Over at the Official Android Blog, Google just announced that it is dropping invites to its Project Fi MVNO (Mobile Virtual Network Operator). When we took an updated look at the service after six months of operation (back in December), we noted that Google wanted to accelerate growth of the service. This appears to be the first step.
The lone Project Fi plan otherwise remains unchanged. You pay $20 per month, per line, for unlimited talk and text. Data is $10 per GB, with unused data appearing as a credit on your next month's bill. The MVNO uses Sprint and T-Mobile's networks, switching to whichever offers the best signal, and makes liberal use of open Wi-Fi networks.
Of course, you'll still need a Nexus 6, Nexus 5X, or Nexus 6P in order to use the service. To make that a little easier to swallow, Google's running a special promotion for the next month. If you sign up and activate Project Fi, you get up to $150 off the Nexus 5X, wich means the 16GB version will set you back only $199, or the 32GB version $249. That's a steal. If you don't activate the phone on Project Fi, you'll have to fork over the $150 out of your Google account, so don't think about trying to sign up just for the cheap phone without ever using the service.

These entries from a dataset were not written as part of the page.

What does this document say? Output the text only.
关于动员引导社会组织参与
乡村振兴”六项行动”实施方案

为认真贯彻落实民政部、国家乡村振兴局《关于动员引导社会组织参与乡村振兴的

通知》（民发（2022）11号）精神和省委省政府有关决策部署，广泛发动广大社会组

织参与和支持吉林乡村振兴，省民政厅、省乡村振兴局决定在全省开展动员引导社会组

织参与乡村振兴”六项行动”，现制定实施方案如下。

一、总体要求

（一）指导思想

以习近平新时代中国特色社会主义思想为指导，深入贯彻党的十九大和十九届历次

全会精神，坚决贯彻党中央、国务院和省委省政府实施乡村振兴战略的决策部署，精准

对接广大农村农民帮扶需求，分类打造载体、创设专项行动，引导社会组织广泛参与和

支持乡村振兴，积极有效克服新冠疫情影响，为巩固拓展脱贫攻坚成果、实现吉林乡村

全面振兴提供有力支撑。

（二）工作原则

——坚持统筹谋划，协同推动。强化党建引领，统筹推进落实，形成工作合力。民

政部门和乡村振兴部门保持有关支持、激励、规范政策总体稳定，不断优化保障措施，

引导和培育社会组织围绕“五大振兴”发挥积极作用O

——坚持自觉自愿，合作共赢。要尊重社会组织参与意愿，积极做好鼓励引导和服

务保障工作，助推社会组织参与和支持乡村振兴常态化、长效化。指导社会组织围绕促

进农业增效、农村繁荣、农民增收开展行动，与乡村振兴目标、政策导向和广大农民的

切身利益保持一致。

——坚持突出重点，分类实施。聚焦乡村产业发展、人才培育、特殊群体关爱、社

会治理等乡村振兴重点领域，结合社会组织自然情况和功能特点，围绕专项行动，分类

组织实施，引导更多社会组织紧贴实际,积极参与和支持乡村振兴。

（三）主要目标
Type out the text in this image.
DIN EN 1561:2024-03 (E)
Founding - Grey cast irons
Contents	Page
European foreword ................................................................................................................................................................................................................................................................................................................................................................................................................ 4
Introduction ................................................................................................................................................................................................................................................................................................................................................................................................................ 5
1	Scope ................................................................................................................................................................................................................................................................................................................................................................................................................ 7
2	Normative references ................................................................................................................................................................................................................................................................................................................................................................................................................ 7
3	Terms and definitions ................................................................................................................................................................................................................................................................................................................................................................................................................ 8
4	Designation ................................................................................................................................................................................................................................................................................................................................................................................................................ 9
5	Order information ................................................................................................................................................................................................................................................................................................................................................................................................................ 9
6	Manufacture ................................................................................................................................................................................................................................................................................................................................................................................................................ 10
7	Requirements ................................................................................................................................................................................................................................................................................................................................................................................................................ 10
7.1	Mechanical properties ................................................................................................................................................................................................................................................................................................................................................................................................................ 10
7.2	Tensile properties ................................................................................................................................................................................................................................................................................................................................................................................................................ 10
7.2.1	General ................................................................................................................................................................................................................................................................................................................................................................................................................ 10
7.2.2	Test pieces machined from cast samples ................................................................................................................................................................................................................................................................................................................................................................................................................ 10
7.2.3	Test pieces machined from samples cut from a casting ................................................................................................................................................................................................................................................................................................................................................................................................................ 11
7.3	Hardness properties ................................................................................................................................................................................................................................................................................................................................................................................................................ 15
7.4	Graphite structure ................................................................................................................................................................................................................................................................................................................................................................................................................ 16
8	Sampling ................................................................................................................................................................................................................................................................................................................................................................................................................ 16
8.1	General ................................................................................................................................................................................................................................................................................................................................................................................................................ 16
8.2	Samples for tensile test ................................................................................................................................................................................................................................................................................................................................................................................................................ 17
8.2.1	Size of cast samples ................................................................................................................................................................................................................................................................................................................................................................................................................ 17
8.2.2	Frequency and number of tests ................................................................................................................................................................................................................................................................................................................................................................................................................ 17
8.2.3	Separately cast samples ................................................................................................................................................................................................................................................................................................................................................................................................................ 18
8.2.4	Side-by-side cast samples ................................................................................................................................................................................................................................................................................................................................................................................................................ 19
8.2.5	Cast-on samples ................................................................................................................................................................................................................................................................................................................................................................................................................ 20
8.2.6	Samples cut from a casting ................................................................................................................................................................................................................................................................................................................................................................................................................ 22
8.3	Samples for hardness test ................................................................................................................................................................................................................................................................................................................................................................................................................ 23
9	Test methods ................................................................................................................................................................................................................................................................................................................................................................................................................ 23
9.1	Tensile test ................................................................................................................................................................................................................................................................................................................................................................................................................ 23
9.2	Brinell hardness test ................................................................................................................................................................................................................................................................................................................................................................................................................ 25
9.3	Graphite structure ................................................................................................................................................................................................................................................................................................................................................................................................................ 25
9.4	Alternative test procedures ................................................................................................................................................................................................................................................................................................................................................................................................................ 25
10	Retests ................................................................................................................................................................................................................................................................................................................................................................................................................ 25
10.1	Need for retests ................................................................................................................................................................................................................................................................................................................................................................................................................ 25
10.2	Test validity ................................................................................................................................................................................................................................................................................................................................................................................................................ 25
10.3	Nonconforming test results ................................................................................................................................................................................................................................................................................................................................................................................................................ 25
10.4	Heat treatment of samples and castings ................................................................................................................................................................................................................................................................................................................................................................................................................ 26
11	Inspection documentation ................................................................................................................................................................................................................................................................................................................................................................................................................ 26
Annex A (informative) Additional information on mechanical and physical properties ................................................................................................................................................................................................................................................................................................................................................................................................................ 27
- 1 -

Why this matters: Google's network is an interesting experiment that has enjoyed limited reach, primarily because of its restrictive invite-only system and Nexus phone requirement. With Google lifting the invites and shaving a lot of money off the Nexus 5X purchase price, they'll probably boost their subscriber count and get spur Nexus sales at the same time. Still, Project Fi will never be much more than a curiosity if it doesn't start to support other popular phones.